Jenson Button, the world champion, struck out on his own during the Japanese Grand Prix, but circumstantial details conspired to thwart his tactics.
Button's gamble fails to come off
SUZUKA //It is a common perception that Formula One's mid-race refuelling ban - introduced at the start of 2010 - has stifled the art of strategic innovation, but that does not always hold.
Jenson Button, the world champion, struck out on his own during yesterday's Japanese Grand Prix, but circumstantial details conspired to thwart his tactics. Unless the weather changes, the rules dictate that the fastest 10 drivers must start the race on the same set of tyres they used during qualifying - and making the right selection is always a compromise.
Should they opt for a hard tyre that promises greater consistency, or a softer alternative that provides superior short-term speed at the expense of durability? In the final stages of qualifying, drivers tend to bolt on the softest available Bridgestone compound, to get the optimum lap time possible, but Button tried a different approach at Suzuka. His McLaren-Mercedes felt more balanced on the harder tyre and that gave him added confidence. He planned to use them for a single, three-lap run during the final part in the hope that he would be able to generate sufficient tyre temperature to qualify on the second row, behind the dominant Red Bull-Renaults.

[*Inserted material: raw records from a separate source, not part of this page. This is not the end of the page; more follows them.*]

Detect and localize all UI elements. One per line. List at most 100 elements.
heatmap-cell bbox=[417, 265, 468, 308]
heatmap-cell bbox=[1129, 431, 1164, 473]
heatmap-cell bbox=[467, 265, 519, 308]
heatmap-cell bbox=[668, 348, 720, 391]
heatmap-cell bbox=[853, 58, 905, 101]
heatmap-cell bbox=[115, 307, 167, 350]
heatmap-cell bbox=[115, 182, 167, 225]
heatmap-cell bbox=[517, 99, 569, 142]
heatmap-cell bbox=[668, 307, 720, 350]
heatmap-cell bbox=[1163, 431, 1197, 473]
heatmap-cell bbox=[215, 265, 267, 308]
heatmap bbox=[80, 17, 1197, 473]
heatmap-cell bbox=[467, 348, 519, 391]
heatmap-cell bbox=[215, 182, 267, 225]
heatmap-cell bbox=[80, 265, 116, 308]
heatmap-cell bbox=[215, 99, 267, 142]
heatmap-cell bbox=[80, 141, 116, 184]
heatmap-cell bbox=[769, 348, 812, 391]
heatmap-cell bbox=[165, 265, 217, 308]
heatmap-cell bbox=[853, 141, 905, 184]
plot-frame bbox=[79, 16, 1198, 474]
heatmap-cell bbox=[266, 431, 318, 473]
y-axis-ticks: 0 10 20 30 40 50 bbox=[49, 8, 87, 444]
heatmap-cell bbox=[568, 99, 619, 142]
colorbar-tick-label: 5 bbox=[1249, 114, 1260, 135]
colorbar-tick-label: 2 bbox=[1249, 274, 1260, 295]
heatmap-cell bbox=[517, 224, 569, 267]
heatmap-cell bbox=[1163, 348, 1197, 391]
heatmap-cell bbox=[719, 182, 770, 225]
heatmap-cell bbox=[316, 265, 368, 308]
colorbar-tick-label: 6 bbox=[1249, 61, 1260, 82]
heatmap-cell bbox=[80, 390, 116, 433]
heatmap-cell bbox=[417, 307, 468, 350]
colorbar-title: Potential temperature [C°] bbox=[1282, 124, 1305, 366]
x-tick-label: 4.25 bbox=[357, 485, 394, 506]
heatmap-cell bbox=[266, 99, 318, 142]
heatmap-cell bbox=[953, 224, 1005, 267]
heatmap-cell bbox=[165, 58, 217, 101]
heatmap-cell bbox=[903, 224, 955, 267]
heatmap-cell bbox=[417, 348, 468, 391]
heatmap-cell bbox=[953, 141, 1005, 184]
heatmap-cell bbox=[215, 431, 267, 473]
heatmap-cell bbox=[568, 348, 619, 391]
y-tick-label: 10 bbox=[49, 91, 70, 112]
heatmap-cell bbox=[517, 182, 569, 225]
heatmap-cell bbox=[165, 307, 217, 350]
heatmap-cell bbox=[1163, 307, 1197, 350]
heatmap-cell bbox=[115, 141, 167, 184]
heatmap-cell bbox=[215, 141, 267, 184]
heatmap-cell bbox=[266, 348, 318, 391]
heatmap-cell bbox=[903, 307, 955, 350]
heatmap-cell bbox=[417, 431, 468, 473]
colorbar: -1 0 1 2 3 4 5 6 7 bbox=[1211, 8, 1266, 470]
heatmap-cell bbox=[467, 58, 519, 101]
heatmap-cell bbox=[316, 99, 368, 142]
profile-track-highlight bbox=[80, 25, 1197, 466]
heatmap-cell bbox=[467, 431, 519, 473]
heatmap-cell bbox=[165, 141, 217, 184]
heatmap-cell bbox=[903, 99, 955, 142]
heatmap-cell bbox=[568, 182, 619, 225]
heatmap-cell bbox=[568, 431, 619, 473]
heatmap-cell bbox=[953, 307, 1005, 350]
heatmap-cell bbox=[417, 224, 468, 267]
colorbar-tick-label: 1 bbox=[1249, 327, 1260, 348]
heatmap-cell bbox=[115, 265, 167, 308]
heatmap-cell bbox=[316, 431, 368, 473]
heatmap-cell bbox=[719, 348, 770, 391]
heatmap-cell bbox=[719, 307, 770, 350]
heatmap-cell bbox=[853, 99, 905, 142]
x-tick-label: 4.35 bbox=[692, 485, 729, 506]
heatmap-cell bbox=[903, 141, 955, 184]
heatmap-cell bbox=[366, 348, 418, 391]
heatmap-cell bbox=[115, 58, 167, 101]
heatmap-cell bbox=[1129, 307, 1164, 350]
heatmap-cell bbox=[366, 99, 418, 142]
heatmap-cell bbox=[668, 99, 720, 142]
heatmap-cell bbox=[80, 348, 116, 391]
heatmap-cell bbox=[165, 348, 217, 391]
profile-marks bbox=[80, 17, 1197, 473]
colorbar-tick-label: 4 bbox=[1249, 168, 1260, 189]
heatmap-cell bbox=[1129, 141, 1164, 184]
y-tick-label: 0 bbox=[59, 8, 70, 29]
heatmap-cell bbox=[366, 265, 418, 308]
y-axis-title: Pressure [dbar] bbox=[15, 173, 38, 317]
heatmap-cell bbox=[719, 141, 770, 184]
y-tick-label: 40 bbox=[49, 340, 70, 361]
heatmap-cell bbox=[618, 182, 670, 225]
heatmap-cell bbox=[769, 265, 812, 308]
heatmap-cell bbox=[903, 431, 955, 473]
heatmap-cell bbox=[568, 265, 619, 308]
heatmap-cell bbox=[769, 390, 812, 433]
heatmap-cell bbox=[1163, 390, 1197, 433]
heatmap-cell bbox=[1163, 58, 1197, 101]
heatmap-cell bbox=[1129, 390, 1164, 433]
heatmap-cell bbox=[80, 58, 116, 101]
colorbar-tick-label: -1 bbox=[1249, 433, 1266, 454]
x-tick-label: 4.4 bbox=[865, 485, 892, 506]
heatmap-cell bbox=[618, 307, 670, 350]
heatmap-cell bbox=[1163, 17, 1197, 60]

Although the circuit had been washed by rain overnight - and a clean surface leads cars to slide around, which compromises tyre performance - yesterday's hot temperatures caused a fresh layer of grip-enhancing rubber to be laid very quickly. Button's first qualifying lap was actually his best - and had he set off with fuel for one lap, rather than three, the weight saved would have been worth 0.2sec, enough to secure him third place rather than sixth.
His hope in the race was that rivals' softer tyres would swiftly wilt, obliging the leaders to pit and leaving him with a clear track. With grip levels having increased faster than anticipated, however, the softer tyre proved to be rather stronger than Button's strategy had hoped. "We were compromised from the start because we soon saw that the leaders weren't struggling as much as we'd expected," he said.
He led for 13 laps after the Red Bulls and Fernando Alonso (Ferrari) made their tyre stops, but he was never far enough ahead to have any chance of making the podium and finished fourth. He was quick when he finally switched to the softer tyre - towards the end of the race, when grip levels peaked - but by then it was too late and it has left his title defence in a precarious situation with three races to go.
The potential effectiveness of a long first stint on hard tyres was underlined, though, by local favourite Kamui Kobayashi, who pitted at the same time as Button and then used the softer rubber to claw his way from 12th to a crowd-pleasing seventh in his BMW Sauber-Ferrari.